11. A bad feeling becomes a bad day. You think that experiencing negative emotions is the result of something being wrong in your life, when in reality, it’s usually just a part of being human. Anxiety serves us, pain serves us, depression does too. These things are signals, communications, feedbacks, and precautions that literally keep us alive. Until you begin thinking this way, all you will perceive is that “good feelings mean keep going” and “bad feelings mean stop,” and wonder why you’re paralyzed.
12. You think that being uncomfortable and fearful means you shouldn’t do something. Being uncomfortable and fearful means you definitely should. Being angry or indifferent means you definitely shouldn’t.
13. You wait to feel motivated or inspired before you act. Losers wait to feel motivated. People who never get anything done wait to feel inspired. Motivation and inspiration are not sustaining forces. They crop up once in awhile, and they’re nice while they’re present, but you can’t expect to be able to summon them any given hour of the day. You must learn to work without them, to gather your strength from purpose, not passion.
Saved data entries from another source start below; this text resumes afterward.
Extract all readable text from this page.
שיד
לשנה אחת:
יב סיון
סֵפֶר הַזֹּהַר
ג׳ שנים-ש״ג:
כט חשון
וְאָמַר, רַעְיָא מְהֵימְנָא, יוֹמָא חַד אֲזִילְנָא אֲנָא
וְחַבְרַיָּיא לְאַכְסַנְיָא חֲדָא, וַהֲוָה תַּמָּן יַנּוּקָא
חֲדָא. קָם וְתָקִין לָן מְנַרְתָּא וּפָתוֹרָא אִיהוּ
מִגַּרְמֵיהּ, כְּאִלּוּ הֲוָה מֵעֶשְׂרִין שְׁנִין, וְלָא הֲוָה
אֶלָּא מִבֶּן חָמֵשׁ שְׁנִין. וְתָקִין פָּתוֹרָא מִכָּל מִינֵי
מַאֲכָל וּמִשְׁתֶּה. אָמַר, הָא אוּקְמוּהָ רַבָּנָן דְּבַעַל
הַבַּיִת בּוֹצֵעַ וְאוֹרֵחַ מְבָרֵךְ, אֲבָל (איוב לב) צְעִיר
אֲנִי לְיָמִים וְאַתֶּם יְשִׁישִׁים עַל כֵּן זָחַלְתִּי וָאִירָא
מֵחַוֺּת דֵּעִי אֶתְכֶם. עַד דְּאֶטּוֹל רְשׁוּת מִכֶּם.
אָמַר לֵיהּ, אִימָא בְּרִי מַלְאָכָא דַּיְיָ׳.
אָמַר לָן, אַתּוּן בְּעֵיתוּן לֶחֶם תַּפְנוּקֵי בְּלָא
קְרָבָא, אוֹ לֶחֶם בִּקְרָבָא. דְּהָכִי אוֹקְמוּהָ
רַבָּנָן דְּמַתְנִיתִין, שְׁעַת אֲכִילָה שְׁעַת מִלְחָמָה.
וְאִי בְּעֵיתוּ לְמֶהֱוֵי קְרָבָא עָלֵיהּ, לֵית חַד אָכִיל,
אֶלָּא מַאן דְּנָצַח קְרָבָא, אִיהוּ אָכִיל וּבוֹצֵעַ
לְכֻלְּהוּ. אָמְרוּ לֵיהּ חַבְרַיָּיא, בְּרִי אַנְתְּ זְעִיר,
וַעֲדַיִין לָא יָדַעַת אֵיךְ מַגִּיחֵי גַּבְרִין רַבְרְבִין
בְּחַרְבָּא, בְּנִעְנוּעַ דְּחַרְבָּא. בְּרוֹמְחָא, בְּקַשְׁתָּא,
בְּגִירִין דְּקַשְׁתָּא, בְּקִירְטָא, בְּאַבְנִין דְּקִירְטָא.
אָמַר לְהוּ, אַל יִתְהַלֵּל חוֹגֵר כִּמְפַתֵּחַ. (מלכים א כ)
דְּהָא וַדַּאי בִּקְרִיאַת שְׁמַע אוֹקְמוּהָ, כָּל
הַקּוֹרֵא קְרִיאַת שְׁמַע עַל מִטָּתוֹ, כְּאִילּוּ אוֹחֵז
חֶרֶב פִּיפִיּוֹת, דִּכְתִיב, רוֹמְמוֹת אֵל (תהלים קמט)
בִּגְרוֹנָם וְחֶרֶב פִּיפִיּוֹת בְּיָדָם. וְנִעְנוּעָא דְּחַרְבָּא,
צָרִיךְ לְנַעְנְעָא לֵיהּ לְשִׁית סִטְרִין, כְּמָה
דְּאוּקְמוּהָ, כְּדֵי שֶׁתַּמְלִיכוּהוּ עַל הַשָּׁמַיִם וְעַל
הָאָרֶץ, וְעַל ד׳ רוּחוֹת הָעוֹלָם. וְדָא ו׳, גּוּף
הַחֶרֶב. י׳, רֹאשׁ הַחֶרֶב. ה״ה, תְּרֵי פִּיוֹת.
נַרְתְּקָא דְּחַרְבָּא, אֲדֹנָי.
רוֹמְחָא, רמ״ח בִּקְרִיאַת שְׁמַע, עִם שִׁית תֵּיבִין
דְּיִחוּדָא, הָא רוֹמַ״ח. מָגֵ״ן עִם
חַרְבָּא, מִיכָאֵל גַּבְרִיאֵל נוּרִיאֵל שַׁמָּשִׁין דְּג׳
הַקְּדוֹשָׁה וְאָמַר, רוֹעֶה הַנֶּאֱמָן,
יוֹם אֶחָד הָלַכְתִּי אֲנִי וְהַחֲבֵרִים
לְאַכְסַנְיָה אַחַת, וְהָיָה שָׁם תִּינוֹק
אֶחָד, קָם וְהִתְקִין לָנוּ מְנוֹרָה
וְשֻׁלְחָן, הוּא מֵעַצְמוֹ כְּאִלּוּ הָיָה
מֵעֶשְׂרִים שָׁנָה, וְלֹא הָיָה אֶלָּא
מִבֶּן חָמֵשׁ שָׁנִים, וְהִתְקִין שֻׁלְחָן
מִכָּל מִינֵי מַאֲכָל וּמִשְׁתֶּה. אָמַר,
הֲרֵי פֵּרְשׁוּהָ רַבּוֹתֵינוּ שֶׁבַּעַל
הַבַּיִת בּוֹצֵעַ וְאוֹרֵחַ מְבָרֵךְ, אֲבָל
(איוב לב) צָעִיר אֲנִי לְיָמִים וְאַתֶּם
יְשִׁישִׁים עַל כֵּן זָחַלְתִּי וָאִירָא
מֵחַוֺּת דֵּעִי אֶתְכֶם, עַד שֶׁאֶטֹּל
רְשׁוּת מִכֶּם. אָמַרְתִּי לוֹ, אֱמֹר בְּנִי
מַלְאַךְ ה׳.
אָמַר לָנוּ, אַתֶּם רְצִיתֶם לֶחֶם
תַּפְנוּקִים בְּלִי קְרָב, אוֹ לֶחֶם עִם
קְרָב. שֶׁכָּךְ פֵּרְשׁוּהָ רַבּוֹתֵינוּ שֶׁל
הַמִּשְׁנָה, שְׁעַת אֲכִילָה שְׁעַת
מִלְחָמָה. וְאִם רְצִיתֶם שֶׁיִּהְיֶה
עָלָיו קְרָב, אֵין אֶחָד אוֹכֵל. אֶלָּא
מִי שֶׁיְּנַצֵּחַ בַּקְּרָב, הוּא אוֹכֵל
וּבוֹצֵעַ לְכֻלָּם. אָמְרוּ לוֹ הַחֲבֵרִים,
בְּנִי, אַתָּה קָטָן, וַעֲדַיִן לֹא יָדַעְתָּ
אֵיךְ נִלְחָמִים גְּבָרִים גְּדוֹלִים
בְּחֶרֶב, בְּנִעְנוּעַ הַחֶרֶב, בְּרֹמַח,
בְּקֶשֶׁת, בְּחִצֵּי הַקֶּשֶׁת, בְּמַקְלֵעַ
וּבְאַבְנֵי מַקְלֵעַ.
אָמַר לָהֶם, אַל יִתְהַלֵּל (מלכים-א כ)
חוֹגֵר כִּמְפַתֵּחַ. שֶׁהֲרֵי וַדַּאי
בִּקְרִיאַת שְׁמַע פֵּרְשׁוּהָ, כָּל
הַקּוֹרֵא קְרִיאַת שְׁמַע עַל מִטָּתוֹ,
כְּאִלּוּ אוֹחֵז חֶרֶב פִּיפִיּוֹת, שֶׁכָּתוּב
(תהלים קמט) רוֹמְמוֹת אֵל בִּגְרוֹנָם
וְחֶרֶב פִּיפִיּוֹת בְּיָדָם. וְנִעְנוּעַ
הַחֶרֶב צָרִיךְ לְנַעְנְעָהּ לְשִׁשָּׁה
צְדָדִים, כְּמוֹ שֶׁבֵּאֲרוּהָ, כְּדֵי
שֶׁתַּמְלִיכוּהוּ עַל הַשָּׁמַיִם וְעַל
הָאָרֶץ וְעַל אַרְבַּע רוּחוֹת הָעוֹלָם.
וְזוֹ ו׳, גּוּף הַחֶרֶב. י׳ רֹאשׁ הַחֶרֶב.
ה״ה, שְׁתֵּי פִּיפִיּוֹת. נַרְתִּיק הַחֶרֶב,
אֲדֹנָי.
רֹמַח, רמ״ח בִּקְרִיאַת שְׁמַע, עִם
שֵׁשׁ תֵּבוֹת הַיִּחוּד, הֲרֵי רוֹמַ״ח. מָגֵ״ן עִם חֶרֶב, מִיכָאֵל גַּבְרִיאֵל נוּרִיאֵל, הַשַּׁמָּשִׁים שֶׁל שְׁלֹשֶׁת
14. You maladaptively daydream. Maladaptive daydreaming is when you imagine extensive fantasies of an alternative life that you don’t have to replace human interaction or general function. Most people experiencing it while listening to music and/or moving (walking, riding in a car, pacing, swinging, etc.) Rather than cope with issues in life, you just daydream to give yourself a “high” that eliminates the uncomfortable feeling.
15. You’re saving up your happiness for another day. You’re sitting on the train on the way to work, thinking how beautiful the sunrise looks, and how you’d like to read your favorite book, but you don’t in favor of checking your email again. You begin to feel a sense of awe at something simple and beautiful, and stop yourself, because your dissatisfaction fuels you. You’re creating problems in one area of your life to balance out thriving in another, because your happiness is in a mental container.